The BBC , CFO World , and others are reporting that online dating site OK Cupid is notifying users of Firefox of the views of the Mozilla Foundation's new CEO - and requesting that they use another browser to access the site. It's not quite a boycott - users can still click through to access the site while using Firefox - but it's definitely a statement. This isn't the first time this kind of thing has happened. Hobby Lobby , Chick-Fil-A , and Costco have all experienced similar backlashes.

Mark Surman, XO of Mozilla, says:
"I worry that we do a bad job of explaining ourselves, that people are angry and don't know who we are or where we stand. And, I worry that in the time it takes to work this through and explain ourselves the things I love about Mozilla will be deeply damaged."

At what point do a person's political, personal, or religious views outweigh their qualifications for leadership - and does using Firefox in any way imply support of these views?

Different levels (Score: 4, Informative)

by bryan@pipedot.org on 2014-04-02 03:52 (#XX)

The Costco example was simply an accidental misnaming of merchandise.

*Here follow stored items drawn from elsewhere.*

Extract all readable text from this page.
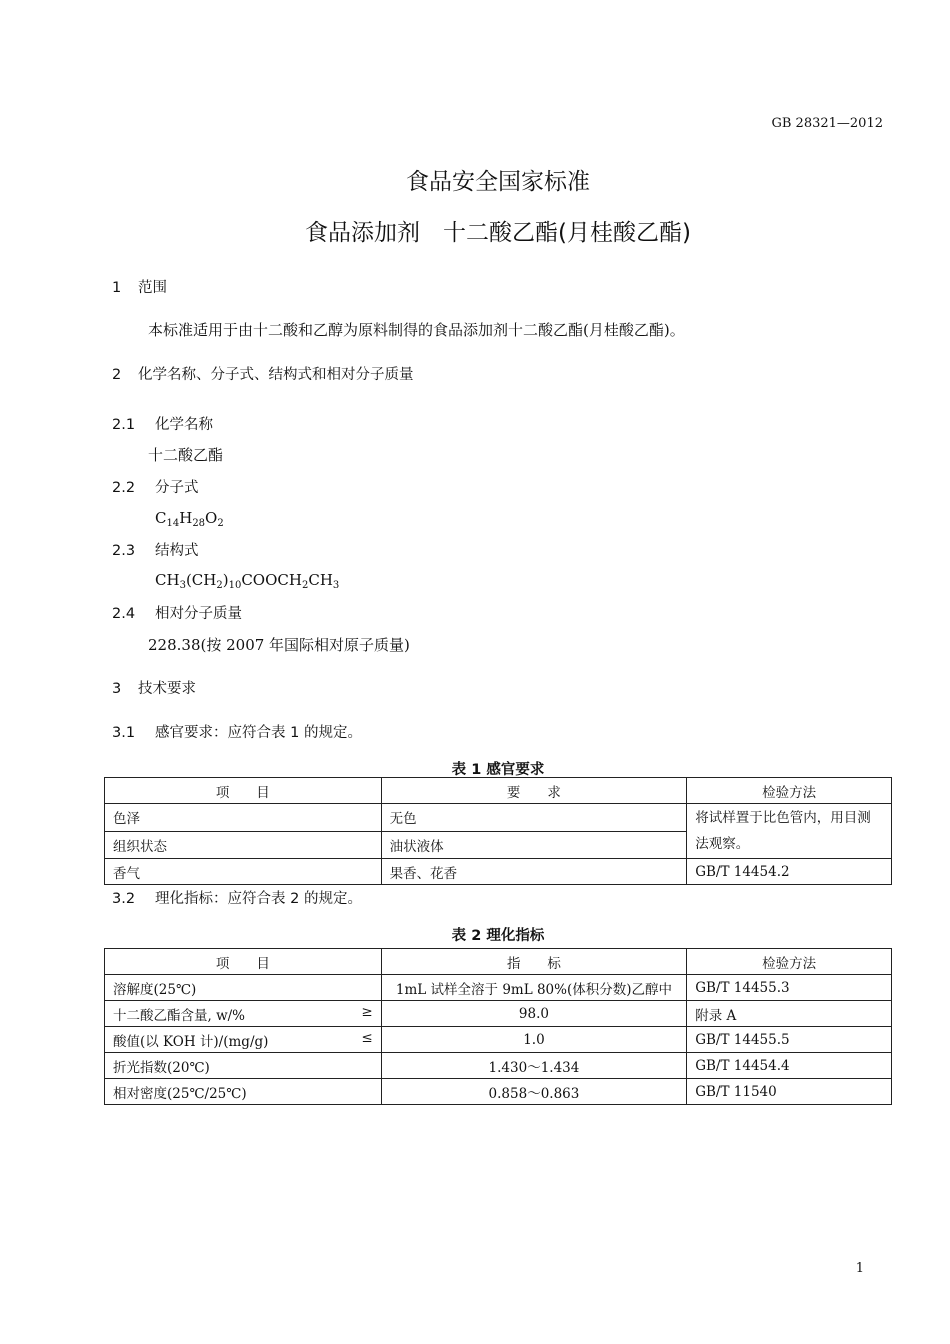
GB 28321—2012
食品安全国家标准
食品添加剂　十二酸乙酯(月桂酸乙酯)
1 范围
本标准适用于由十二酸和乙醇为原料制得的食品添加剂十二酸乙酯(月桂酸乙酯)。
2 化学名称、分子式、结构式和相对分子质量
2.1 化学名称
十二酸乙酯
2.2 分子式
$C_{14}H_{28}O_2$
2.3 结构式
$CH_3(CH_2)_{10}COOCH_2CH_3$
2.4 相对分子质量
228.38(按 2007 年国际相对原子质量)
3 技术要求
3.1 感官要求：应符合表 1 的规定。
表 1 感官要求
项　　目	要　　求	检验方法
色泽	无色	将试样置于比色管内，用目测法观察。
组织状态	油状液体	
香气	果香、花香	GB/T 14454.2
3.2 理化指标：应符合表 2 的规定。
表 2 理化指标
项　　目	指　　标	检验方法

溶解度(25℃)	1mL 试样全溶于 9mL 80%(体积分数)乙醇中	GB/T 14455.3

十二酸乙酯含量, w/% ≥	98.0	附录 A

酸值(以 KOH 计)/(mg/g) ≤	1.0	GB/T 14455.5

折光指数(20℃)	1.430～1.434	GB/T 14454.4

相对密度(25℃/25℃)	0.858～0.863	GB/T 11540
1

It was nothing too serious and was quickly remedied by the company when someone complained.

The Firefox example was one individual donating his own money to an organization. Again, hardly an issue and barely related to the company.

Chick-fil-a was using the company's policies to push their religious views. Starting to slide down that slippery slope here.

The Hobby Lobby case was - geez - the company challenging the healthcare of their own employees to serve their own religious beliefs. Sure hope SCOTUS knocks some sense into that company.